What does this deliberate homicide conviction mean for Kaarma?
Practically Life in Prison
Montana is one of several states which still allows the death penalty to be imposed for murder convictions. Luckily for Kaarma, it appears he isn't facing the death penalty or even life in prison, just anywhere from 10 to 100 years in prison. Montana law allows a judge to sentence a deliberate homicide convict to no less than 10 and no more than 100 years in prison, and the final determination may rest with the victim's family.
Dede's mother testified in court on Thursday that her son's death has psychologically destroyed their family. Often called "victim impact statements," these statements from friends and family members of victims can often influence the gravity or lenience of a sentence. Some even swing against punishing the defendant. The Associated Press reports that the judge will consider their comments when Kaarma is sentenced in February.

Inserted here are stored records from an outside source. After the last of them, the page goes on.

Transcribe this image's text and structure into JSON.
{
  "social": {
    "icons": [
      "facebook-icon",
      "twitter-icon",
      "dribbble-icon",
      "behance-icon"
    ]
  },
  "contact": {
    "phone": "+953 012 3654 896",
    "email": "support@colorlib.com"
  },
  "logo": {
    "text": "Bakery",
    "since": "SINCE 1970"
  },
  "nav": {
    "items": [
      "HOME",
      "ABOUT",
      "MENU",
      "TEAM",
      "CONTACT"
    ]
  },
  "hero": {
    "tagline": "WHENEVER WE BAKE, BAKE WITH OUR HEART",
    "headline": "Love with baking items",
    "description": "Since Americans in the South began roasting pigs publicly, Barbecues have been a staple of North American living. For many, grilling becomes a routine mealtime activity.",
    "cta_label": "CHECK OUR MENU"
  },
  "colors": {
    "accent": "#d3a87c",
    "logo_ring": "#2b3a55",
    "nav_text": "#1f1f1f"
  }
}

Isn't 100 Years the Same as Life in Prison?
Yes and no. If Kaarma is sentenced to 100 years in prison, that's known as a determinate sentence. The "25 to life" that many TV murderers receive is an example of an indeterminate sentence, one which has a range and gives the possibility of parole.

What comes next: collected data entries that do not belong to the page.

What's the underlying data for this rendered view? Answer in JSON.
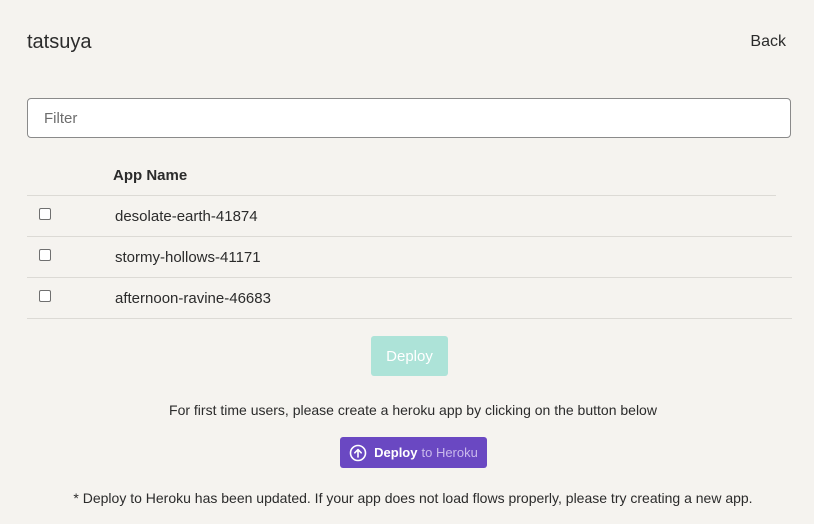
{
  "header": {
    "user_name": "tatsuya",
    "back_label": "Back"
  },
  "filter": {
    "placeholder": "Filter",
    "value": ""
  },
  "table": {
    "column_header": "App Name",
    "rows": [
      {
        "name": "desolate-earth-41874",
        "checked": false
      },
      {
        "name": "stormy-hollows-41171",
        "checked": false
      },
      {
        "name": "afternoon-ravine-46683",
        "checked": false
      }
    ]
  },
  "deploy_button": {
    "label": "Deploy",
    "disabled": true,
    "color": "#ade3d8"
  },
  "first_time_text": "For first time users, please create a heroku app by clicking on the button below",
  "heroku_button": {
    "label_primary": "Deploy",
    "label_secondary": "to Heroku",
    "icon": "upload-cloud-icon",
    "color": "#6a48c2"
  },
  "updated_note": "* Deploy to Heroku has been updated. If your app does not load flows properly, please try creating a new app."
}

In some ways, receiving an indeterminate life sentence with the possibility of parole gives a convict more hope of seeing life outside prison walls than a 100-year determinate sentence. Of course, this requires a parole board to actually grant the inmate release (Charles Manson has been denied this numerous times).
Even if Kaarma is only sentenced to 10 years in prison, it may be at least a decade before freedom is an option.